La robustesse de la croissance économique qui a débuté en 2020 s'est poursuivie en 2021, portée par un certain nombre d’événements à commencer par le changement de garde aux États-Unis en faveur des démocrates qui ont pris le pouvoir au début de janvier. De plus, les différentes mesures de relance budgétaire du président Joe Biden ont alimenté l’optimisme des investisseurs.

Malgré une hausse soudaine de l’inflation qui était considérée comme transitoire à l’époque et l’apparition du nouveau variant Delta de la COVID-19 ainsi que les efforts de vaccination ayant suffisamment progressé, les marchés ont tout simplement fait abstraction de ces mauvaises nouvelles. Le tout s’est traduit par une hausse considérable des taux d’intérêt au niveau mondial et un engouement soutenu pour les actifs risqués.

L’émergence de problèmes liés à la chaîne d’approvisionnement et de pénuries de main-d’œuvre s’est concrétisée en une hausse marquée des données inflationnistes lesquelles ont exacerbé les inquiétudes des investisseurs quant à un éventuel resserrement des politiques monétaires.

En effet, les différentes banques centrales qui jusqu’à la fin du deuxième trimestre avaient considéré la montée inflationniste comme phénomène transitoire ont réagi à ces tendances haussières en annonçant et dans certain cas, mettant en œuvre, la diminution de leurs politiques monétaires ultra-accommodantes.

Outre quelques soubresauts durant l’année incluant une courte période en fin novembre suivant l’annonce de la nouvelle variante Omicron, les marchés ont affiché des résultats impressionnants. Dans l’ensemble, la vigueur de la croissance économique, les politiques monétaires et budgétaires accommodantes conjuguées à l’optimisme des investisseurs ont propulsé plusieurs marchés boursiers à des sommets records.

Entre autres, l’indice MSCI Monde tous pays a progressé de 21,4 % en monnaie locale en 2021, inscrivant un rendement annuel supérieur à la moyenne une troisième année de suite.
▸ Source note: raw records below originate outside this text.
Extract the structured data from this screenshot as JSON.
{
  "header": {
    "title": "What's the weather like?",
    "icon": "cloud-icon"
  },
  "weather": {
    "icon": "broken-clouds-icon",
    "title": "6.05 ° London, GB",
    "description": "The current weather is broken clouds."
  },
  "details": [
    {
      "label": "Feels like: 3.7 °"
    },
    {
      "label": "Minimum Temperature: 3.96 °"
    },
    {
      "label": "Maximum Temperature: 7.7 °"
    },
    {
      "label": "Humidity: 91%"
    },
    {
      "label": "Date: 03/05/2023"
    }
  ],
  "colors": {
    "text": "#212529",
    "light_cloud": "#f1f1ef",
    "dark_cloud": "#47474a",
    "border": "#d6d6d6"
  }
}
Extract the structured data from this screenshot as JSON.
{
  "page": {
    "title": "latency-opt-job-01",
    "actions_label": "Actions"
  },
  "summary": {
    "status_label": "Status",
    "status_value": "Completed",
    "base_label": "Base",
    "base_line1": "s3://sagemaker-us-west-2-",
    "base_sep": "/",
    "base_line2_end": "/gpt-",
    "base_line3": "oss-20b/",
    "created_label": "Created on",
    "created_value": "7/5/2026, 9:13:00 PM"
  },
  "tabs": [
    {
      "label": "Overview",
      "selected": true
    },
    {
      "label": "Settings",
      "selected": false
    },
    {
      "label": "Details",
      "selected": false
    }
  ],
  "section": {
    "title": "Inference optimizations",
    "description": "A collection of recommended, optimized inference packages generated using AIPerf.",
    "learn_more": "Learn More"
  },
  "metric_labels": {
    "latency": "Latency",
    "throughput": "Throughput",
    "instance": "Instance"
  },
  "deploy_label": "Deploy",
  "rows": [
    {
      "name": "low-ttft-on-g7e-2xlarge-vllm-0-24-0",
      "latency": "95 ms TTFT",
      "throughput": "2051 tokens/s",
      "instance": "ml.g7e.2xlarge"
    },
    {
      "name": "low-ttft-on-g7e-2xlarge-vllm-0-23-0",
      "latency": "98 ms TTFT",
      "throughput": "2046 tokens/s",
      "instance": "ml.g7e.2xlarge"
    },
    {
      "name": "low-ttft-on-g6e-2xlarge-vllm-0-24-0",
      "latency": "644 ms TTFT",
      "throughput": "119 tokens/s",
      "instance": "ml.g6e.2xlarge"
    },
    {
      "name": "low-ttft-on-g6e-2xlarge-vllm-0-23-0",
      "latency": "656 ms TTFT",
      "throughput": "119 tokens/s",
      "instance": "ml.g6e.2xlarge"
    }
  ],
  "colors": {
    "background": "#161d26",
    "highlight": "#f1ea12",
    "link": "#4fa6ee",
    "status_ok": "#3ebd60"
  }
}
Au Canada, le marché des actions a enregistré des gains de 25,1% au cours de l’année. Finalement, l’indice obligataire universel FTSE Canada a reculé de -2,5% en 2021.

Perspectives 2022

Le retour à la normale a connu un certain nombre de revers, avec la flambée du variant Omicron de la COVID-19, les chaînes d'approvisionnement tendues et les événements climatiques extraordinaires de l'année dernière. En effet, si l'on sait peu de choses sur la nouvelle variante Omicron en dehors de son taux de transmission élevé et de sa résistance au vaccin, les effets de l'augmentation des cas et des nouveaux confinements ont le potentiel d'exacerber les problèmes de chaîne d'approvisionnement, ce qui exerce une pression supplémentaire sur l'inflation. L’intention des grandes banques centrales de continuer de diminuer l’accommodation monétaire agira également comme vent contraire sur l’économie. Il y a un risque élevé qu’une erreur de politique monétaire survienne.

Bien que ces facteurs aient assombri quelque peu nos perspectives économiques pour 2022, le rythme global de croissance devrait encore être environ le double de celui des deux derniers cycles, car nous continuons à avancer sur la voie d'une réouverture complète de l'économie. Si l'on ajoute à cela un taux d'inflation encore élevé, cela laisse présager un rythme soutenu de l’économie, ce qui favorise la croissance des revenus des entreprises.

Les marges bénéficiaires des entreprises pourraient subir une certaine pression à la baisse en raison de la croissance plus forte des salaires qui accompagne le resserrement des marchés du travail. Compte tenu des perspectives d'inflation et d'un retour à des conditions économiques normales, il n'est plus nécessaire de mener une politique ultra-accommodante et le repli signifie que la volatilité des marchés va presque certainement augmenter.

Nous anticipons une légère pression à la hausse sur les taux d'intérêt, bien qu'une partie de cette hausse soit dans une certaine mesure escomptée, ce qui se traduit par un rendement obligataire modeste.

De plus, après deux années de gains très importants, les rendements des actions seront probablement plus faibles en 2022. Souvent, les reculs présentent de nouvelles possibilités, et nous rechercherons ces opportunités alors que nous tournons la page vers la nouvelle année.